Diese Schar an Schülern auf Fahrrädern konnte am Montag kein Autofahrer in Lintorf übersehen. Schüler aller in Lintorf ansässigen Schulen beteiligten sich an der Tour, die auf dem Schützenplatz startete und dann quer durch den Ort führte, begleitet von der Polizei, die jeweils für die Durchfahrt die Zufahrtsstraßen sperrte, damit die Kinder und Jugendlichen gefahrlos passieren konnten.

Was auf den ersten Blick wie ein fröhlicher Schulausflug wirken mochte, hat einen bedeutsameren Hintergrund. Mit der Aktion soll auf die radelnden Kinder im Straßenverkehr aufmerksam gemacht und zudem für das Fahrrad als Alternative zum Elterntaxi geworben werden. Die Eduard Dietrich Montessori Grundschule mit ihrer Schulleitung Claudine Stricker hat diese erste „Kidical Mass“ in Ratingen organisiert, nachdem die Idee dazu schon vor drei Jahren aufkam.

Bei einer Kidical Mass handelt es sich um eine organisierte Fahrradtour für Kinder und Jugendliche, die polizeilich begleitet wird. Ziel der Aktion ist es, auf die Sicherheit von Kindern im Straßenverkehr aufmerksam zu machen und das Bewusstsein aller Verkehrsteilnehmenden für radfahrende Schülerinnen und Schüler zu stärken.

Die Kidical Mass ist eine weltweite Bewegung. Mit Aktionen wie Fahrraddemos, Schulstraßen, Fahrradbussen/Bicibús und kreativen Schulweg-Aktionen setzt sich das Bündnis für sichere und lebenswerte Straßen ein – für Kinder und alle Generationen. Herzstück der Bewegung sind über 1000 lokale Organisationen und Initiativen – dezentral und selbstorganisiert. Diese Aktion ist in großen Städten, wie zum Beispiel Köln, bereits bekannt.

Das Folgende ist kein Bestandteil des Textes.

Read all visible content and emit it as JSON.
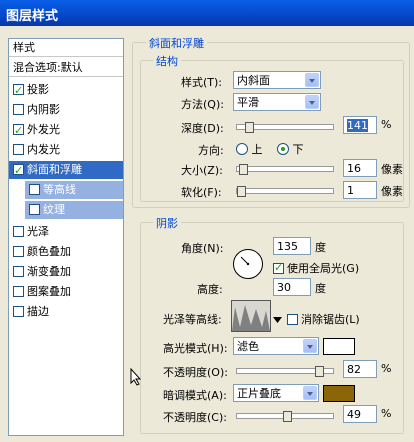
{
  "window": {
    "title": "图层样式"
  },
  "sidebar": {
    "header": "样式",
    "blend_options": "混合选项:默认",
    "items": [
      {
        "label": "投影",
        "checked": true
      },
      {
        "label": "内阴影",
        "checked": false
      },
      {
        "label": "外发光",
        "checked": true
      },
      {
        "label": "内发光",
        "checked": false
      },
      {
        "label": "斜面和浮雕",
        "checked": true,
        "selected": true
      },
      {
        "label": "等高线",
        "checked": false,
        "sub": true
      },
      {
        "label": "纹理",
        "checked": false,
        "sub": true
      },
      {
        "label": "光泽",
        "checked": false
      },
      {
        "label": "颜色叠加",
        "checked": false
      },
      {
        "label": "渐变叠加",
        "checked": false
      },
      {
        "label": "图案叠加",
        "checked": false
      },
      {
        "label": "描边",
        "checked": false
      }
    ]
  },
  "bevel": {
    "title": "斜面和浮雕",
    "structure_title": "结构",
    "style_label": "样式(T):",
    "style_value": "内斜面",
    "method_label": "方法(Q):",
    "method_value": "平滑",
    "depth_label": "深度(D):",
    "depth_value": "141",
    "depth_unit": "%",
    "depth_level_pct": 141,
    "direction_label": "方向:",
    "dir_up": "上",
    "dir_down": "下",
    "size_label": "大小(Z):",
    "size_value": "16",
    "size_unit": "像素",
    "soften_label": "软化(F):",
    "soften_value": "1",
    "soften_unit": "像素"
  },
  "shading": {
    "title": "阴影",
    "angle_label": "角度(N):",
    "angle_value": "135",
    "angle_unit": "度",
    "global_light_label": "使用全局光(G)",
    "altitude_label": "高度:",
    "altitude_value": "30",
    "altitude_unit": "度",
    "gloss_label": "光泽等高线:",
    "anti_alias_label": "消除锯齿(L)",
    "highlight_mode_label": "高光模式(H):",
    "highlight_mode_value": "滤色",
    "highlight_color": "#FFFFFF",
    "opacity1_label": "不透明度(O):",
    "opacity1_value": "82",
    "opacity1_unit": "%",
    "shadow_mode_label": "暗调模式(A):",
    "shadow_mode_value": "正片叠底",
    "shadow_color": "#8B6508",
    "opacity2_label": "不透明度(C):",
    "opacity2_value": "49",
    "opacity2_unit": "%"
  }
}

Die Aktion verfolgt keinen politischen Hintergrund. Im Mittelpunkt steht ausschließlich die Sicherheit der Kinder auf ihrem täglichen Schulweg. Gerade zwischen 7.30 Uhr und 8 Uhr sind viele Kinder mit dem Fahrrad unterwegs und sollen sich sicher im Straßenverkehr bewegen können. Und genau zu diesem Zeitpunkt waren am Montag auch die Schüler in Lintorf unterwegs. Die Aktion wurde auch vom ADFC Ratingen unterstützt.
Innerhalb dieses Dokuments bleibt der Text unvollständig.